O projeto de desmonte da previdência social enviado ao Congresso Nacional já pode ser considerado o maior ataque aos direitos da classe trabalhadora em décadas, especialmente quando trata das trabalhadoras urbanas, rurais, professoras, negras e idosas ao desprezar os diferenciais de gênero, raça e desigualdades regionais e como essas três dimensões estão interligadas.

Marilane Oliveira

No caso das mulheres em que a aposentadoria diferenciada está presente desde a Constituição Federal de 1967, trata-se do reconhecimento de que elas vivenciam uma condição mais desfavorável no mercado de trabalho por serem as principais responsáveis pelas tarefas domésticas e de cuidados, sobrecarregando-as com a dupla jornada de trabalho, além de sofrerem com a discriminação no mercado de trabalho e receber salários inferiores.

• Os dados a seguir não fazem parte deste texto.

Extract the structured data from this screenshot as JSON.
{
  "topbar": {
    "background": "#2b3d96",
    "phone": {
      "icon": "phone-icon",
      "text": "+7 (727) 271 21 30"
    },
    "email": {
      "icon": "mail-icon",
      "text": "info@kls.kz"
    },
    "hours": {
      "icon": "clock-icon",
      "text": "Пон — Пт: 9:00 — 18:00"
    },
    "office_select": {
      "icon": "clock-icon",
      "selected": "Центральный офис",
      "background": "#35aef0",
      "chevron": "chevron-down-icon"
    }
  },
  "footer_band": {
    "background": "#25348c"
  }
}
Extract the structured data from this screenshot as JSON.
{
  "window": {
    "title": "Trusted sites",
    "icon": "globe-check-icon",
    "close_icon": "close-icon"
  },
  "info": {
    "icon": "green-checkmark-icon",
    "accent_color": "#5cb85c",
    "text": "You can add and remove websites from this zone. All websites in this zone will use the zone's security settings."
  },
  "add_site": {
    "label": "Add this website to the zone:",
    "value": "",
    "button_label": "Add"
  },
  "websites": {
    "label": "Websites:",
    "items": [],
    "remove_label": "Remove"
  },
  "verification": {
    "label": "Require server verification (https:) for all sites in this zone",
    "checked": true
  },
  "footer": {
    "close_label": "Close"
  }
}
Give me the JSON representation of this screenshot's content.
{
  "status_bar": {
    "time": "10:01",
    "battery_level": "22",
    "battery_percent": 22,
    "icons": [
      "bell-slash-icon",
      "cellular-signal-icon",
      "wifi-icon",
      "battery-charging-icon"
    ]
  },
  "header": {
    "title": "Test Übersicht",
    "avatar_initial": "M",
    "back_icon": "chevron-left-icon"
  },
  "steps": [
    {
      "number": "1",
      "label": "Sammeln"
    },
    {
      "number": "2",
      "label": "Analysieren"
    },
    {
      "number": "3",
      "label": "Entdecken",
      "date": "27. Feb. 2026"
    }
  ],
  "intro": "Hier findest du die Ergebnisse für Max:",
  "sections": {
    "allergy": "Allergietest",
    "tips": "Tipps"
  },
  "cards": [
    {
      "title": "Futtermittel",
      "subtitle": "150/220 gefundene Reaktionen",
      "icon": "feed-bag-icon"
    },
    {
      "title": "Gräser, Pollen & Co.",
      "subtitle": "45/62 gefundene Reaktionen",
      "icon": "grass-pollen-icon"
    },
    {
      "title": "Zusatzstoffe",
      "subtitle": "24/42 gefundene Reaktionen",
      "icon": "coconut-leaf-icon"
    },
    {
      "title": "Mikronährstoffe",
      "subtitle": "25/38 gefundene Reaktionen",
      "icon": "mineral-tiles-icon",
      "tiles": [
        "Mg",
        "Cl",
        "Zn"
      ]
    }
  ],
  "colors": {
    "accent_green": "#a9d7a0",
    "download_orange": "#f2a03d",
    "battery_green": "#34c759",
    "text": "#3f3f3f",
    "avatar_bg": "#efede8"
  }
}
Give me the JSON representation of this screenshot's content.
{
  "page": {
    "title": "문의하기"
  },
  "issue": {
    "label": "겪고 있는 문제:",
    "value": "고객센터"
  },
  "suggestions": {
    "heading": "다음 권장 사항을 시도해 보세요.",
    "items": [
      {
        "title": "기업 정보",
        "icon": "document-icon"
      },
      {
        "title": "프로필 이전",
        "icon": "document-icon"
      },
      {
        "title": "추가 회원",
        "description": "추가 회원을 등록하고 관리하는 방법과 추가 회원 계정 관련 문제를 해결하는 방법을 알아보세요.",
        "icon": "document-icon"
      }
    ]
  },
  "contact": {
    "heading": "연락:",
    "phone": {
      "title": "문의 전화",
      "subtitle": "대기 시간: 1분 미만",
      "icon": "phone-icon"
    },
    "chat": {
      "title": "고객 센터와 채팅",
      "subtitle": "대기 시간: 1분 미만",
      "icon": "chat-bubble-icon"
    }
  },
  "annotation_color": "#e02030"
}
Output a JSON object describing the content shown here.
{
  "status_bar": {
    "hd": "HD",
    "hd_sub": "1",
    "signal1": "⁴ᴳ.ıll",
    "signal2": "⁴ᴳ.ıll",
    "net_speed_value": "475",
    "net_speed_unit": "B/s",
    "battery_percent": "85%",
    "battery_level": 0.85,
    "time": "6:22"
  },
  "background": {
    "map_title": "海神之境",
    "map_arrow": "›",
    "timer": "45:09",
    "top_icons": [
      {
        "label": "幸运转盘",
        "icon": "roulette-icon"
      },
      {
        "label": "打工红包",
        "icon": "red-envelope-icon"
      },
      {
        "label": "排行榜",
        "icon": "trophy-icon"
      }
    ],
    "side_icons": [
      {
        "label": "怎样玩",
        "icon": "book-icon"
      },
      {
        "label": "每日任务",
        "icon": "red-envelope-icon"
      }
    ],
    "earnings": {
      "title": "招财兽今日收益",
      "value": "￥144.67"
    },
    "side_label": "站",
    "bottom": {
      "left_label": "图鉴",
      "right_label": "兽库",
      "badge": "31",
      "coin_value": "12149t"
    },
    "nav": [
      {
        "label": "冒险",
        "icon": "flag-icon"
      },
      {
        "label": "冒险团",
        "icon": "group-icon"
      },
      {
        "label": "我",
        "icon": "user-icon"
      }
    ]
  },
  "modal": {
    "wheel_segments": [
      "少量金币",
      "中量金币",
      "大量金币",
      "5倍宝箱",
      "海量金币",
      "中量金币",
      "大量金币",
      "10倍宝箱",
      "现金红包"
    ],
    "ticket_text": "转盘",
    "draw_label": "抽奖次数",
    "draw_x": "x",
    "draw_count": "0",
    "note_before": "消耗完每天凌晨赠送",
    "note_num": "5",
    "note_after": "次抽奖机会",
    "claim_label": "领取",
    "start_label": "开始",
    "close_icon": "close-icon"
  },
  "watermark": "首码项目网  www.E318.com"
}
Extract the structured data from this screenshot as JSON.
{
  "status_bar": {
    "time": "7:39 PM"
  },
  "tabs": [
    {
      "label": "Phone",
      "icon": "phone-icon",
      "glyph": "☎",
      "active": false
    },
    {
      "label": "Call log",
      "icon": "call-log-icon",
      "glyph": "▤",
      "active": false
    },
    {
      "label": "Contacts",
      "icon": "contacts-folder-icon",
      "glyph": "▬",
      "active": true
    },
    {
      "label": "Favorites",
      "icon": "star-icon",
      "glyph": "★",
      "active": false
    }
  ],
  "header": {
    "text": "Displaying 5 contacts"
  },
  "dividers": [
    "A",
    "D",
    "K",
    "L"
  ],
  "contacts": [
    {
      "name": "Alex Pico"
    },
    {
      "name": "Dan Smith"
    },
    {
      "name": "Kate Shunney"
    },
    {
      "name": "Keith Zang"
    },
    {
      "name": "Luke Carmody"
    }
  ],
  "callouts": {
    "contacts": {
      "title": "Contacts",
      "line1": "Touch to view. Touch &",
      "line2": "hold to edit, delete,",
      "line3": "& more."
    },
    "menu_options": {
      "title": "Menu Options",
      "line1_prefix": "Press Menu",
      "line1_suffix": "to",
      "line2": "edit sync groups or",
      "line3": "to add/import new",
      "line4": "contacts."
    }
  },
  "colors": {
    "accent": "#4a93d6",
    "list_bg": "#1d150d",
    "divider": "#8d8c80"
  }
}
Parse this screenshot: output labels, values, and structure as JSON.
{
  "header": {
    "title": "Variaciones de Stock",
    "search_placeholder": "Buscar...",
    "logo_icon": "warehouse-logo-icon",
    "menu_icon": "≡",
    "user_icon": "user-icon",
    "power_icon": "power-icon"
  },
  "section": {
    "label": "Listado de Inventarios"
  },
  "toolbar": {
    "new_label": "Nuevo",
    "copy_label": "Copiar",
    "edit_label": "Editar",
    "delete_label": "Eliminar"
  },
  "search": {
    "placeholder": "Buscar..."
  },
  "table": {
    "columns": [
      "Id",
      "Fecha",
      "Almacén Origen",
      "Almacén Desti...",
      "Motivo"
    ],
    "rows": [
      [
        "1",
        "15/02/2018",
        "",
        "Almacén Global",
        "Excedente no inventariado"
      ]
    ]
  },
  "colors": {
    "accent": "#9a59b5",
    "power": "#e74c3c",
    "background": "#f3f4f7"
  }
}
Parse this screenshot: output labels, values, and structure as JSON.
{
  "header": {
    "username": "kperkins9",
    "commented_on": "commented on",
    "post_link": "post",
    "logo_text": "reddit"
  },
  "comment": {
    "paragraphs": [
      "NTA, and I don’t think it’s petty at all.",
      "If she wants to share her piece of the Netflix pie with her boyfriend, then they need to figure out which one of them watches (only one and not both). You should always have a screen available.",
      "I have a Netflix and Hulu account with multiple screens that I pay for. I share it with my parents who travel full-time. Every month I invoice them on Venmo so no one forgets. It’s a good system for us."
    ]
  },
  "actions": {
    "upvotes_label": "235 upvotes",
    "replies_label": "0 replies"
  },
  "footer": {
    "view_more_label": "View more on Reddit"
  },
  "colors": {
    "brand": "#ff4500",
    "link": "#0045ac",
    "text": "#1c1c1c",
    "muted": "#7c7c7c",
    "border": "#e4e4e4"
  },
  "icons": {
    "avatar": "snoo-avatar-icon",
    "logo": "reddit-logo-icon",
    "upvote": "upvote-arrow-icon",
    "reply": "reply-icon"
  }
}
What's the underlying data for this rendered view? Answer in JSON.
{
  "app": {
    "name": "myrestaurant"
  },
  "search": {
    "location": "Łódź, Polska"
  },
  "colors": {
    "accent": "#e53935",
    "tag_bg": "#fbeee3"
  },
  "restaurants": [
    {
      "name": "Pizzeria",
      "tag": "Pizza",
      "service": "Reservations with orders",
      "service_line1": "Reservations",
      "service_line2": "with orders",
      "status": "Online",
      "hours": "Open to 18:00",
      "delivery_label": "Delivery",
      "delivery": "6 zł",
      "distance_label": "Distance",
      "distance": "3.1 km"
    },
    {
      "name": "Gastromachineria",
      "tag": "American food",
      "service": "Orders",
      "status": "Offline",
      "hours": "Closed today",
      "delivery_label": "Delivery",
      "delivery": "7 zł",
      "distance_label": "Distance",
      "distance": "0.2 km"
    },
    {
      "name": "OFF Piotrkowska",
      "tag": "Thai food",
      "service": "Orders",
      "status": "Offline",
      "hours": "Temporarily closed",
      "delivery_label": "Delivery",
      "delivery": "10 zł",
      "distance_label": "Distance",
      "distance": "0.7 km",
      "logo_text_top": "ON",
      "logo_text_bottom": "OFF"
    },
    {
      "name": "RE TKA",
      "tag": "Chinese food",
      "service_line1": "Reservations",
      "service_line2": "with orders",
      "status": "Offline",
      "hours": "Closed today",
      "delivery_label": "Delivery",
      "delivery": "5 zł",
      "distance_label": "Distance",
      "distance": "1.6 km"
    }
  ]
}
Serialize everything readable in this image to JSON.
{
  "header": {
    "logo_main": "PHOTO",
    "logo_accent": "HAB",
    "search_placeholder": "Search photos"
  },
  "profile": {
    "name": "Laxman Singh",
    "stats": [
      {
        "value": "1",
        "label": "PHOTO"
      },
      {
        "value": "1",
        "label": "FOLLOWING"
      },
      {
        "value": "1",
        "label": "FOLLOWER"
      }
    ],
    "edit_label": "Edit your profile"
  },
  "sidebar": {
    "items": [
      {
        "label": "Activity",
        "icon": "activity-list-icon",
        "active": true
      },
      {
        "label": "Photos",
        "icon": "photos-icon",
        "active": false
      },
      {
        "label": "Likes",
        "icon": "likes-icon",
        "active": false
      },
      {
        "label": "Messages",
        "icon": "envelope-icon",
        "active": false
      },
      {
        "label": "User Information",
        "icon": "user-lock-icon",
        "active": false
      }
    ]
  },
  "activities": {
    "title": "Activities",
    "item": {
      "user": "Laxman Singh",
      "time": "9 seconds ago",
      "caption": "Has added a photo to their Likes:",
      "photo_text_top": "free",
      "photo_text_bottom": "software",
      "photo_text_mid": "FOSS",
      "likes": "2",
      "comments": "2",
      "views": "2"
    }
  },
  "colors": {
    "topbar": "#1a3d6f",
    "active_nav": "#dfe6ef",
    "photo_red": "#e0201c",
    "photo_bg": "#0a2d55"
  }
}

Quando se trata das mulheres negras as desigualdades são ainda mais destacadas, embora representassem 51% das trabalhadoras ocupadas em 2014, elas eram maioria entre os trabalhos mais precários: 54% das trabalhadoras sem registro; 66% no trabalho sem remuneração e 66% do emprego doméstico sem carteira, no qual há um recuo na tendência de formalização do emprego doméstico verificado na última década, em que a contribuição para a previdência social caiu 27% entre 2013 e 2015

No que se refere as trabalhadoras rurais, uma vez que 70% começa a trabalhar no campo antes dos 14 anos e se ocupam de várias tarefas ao longo do dia, como plantio na roça e no quintal, o processamento de alimentos e os cuidados, as mudanças serão ainda mais perversas ao propor ampliação de 55 para 65 anos. (PNAD, 2014)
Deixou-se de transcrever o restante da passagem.